It appears that there is no etymological information available about this town, based on the fact that the geography of this region was studied in depth by Charles J. Tissot, and none of the evidence about its name is etymological in nature. In his Géographie Comparée de la province Romaine d'Afrique, Tissot says the following:
We also owe Mr. Dewulf for a second, no less interesting inscription,
which definitively fixes Kasr Sbehi as the location of Gasaupala from
Peutinger's table.
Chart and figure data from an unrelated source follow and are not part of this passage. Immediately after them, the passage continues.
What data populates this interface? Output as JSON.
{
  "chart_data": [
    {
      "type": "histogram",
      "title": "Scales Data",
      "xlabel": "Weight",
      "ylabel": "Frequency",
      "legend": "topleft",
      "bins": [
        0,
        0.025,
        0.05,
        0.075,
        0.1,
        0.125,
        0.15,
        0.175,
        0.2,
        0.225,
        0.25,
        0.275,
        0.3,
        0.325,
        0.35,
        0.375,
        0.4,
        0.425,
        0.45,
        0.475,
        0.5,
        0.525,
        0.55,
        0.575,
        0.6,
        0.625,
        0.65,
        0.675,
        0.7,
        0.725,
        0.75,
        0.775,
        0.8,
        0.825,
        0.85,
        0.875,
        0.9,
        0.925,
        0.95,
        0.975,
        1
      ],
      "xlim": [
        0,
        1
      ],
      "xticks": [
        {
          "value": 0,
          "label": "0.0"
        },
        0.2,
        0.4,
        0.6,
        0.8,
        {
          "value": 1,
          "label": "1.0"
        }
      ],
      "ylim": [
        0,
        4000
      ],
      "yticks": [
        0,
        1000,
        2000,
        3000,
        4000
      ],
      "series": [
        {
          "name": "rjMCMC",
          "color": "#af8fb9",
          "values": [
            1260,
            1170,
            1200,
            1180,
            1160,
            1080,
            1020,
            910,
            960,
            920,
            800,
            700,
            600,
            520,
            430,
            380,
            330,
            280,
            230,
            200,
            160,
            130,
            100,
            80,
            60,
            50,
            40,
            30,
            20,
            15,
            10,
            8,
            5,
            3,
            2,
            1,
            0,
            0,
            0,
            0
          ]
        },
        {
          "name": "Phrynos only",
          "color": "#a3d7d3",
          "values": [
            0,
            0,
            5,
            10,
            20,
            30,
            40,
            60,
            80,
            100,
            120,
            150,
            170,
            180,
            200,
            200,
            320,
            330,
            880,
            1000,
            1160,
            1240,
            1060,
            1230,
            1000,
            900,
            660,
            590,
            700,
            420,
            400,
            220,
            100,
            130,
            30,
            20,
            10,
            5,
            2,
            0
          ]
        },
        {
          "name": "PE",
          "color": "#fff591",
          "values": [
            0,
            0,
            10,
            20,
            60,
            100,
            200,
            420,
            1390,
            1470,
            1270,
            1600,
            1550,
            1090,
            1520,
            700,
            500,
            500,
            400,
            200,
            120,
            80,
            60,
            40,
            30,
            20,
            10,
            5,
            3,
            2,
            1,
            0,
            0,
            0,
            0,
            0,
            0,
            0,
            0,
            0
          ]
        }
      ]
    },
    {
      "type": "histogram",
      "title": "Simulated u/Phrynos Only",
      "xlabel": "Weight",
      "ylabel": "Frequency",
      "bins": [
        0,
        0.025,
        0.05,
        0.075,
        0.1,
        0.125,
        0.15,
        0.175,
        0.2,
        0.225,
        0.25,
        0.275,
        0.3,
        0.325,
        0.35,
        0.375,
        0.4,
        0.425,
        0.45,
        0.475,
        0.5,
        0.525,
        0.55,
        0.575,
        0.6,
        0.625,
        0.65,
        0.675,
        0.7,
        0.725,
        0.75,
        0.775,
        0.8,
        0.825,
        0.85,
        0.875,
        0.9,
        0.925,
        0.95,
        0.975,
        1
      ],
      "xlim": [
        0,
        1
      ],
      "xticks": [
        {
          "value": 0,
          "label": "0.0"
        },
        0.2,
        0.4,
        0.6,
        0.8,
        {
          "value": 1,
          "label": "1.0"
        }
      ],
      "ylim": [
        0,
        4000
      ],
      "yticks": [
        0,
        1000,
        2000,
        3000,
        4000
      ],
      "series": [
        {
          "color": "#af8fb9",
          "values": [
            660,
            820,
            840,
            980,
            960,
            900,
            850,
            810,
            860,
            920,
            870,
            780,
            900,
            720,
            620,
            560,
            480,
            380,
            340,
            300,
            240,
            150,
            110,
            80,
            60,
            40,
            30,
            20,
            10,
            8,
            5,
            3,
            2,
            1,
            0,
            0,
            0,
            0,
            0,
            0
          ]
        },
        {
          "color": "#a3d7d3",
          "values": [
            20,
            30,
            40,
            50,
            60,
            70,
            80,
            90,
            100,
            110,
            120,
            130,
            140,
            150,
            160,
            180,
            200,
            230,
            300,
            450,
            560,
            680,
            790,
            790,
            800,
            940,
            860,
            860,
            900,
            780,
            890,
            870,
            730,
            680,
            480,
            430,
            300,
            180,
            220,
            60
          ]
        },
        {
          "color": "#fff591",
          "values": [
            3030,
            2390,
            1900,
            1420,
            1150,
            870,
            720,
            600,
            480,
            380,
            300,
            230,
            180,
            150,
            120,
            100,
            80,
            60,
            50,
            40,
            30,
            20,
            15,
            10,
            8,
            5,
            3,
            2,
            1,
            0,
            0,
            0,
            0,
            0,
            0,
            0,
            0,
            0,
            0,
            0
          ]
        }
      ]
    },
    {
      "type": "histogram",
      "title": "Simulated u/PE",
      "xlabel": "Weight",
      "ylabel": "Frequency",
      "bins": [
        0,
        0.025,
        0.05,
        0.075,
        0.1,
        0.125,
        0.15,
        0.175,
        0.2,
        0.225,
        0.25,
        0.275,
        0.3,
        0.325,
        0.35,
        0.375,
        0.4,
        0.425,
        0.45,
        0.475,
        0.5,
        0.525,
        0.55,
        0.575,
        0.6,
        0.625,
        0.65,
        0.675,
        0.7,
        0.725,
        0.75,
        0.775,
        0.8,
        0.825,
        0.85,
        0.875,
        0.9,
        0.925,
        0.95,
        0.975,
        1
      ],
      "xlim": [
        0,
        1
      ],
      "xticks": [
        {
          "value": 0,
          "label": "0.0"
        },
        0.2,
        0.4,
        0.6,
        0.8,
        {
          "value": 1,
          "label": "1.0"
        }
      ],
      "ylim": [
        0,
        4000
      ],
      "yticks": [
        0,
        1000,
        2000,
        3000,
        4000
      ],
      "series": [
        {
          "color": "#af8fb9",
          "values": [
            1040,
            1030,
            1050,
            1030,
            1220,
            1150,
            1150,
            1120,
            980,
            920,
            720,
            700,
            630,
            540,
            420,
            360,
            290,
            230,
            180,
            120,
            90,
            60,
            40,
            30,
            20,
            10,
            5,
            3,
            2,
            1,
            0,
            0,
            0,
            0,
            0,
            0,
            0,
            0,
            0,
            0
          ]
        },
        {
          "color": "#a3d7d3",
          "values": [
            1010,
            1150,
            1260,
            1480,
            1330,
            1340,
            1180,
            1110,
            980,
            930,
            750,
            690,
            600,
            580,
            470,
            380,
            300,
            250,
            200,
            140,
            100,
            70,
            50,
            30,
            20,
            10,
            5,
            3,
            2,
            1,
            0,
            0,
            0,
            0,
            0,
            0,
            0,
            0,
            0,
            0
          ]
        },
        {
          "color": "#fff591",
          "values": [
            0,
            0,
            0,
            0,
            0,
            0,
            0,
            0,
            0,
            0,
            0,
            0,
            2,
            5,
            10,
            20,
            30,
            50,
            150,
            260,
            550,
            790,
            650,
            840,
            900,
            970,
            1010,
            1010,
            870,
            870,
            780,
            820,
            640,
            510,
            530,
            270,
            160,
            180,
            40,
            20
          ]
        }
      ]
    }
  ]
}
We reproduce it here:

This text also gives us the true spelling of the name that Peutinger's
table, Antonin's itinerary and the Notice of the Churches of Africa
write Gazaupala, Gazaufula and Gazaufala. (Géographie Comparée de la
province Romaine d'Afrique, pg 418)
Here's the itinerary and table he refers to:

It might also be of interest that an alternate spelling of this town is Gazophyla, and it's mentioned in Procopius' The Vandal Wars § 4.15.52:
ὃς ἐπεὶ ἐν χωρίῳ Γαζοφύλοις, δυοῖν μάλιστα ἡμέραιν ὁδῷ Κωνσταντίνης
ἀπέχοντι, Στότζαν ξὺν ὀλίγοις τισὶν ἤκουσεν εἶναι, προτερῆσαι πρὶν
τοὺς στασιώτας ἅπαντας ξυλλεγῆναι βουλόμενος, κατὰ τάχος ἐπ̓ αὐτοὺς
ἐπῆγε τὸ στράτευμα.
He, therefore, upon hearing that Stotzas with some few men was in a
place called Gazophyla, about two days' journey distant from
Constantina, wished to anticipate the gathering of all the mutineers,
and led his army swiftly against them.
This town is also mentioned by Augustine in De Baptismo Contra Donatistas § 7.40.78:
Salvianus a Gazaufala dixit: Haereticos nihil habere constat; et ideo ad nos veniunt, ut possint accipere quod non habebant.
Salvianus of Gazaufala said: "It is generally known that heretics have
nothing; and therefore they come to us, that they may receive what
previously they did not have.
In a footnote, Philip Schaff affirms that these names refer to the same place:
Gazaufala (Gazophyla) was in ecclesiastical province of Numidia.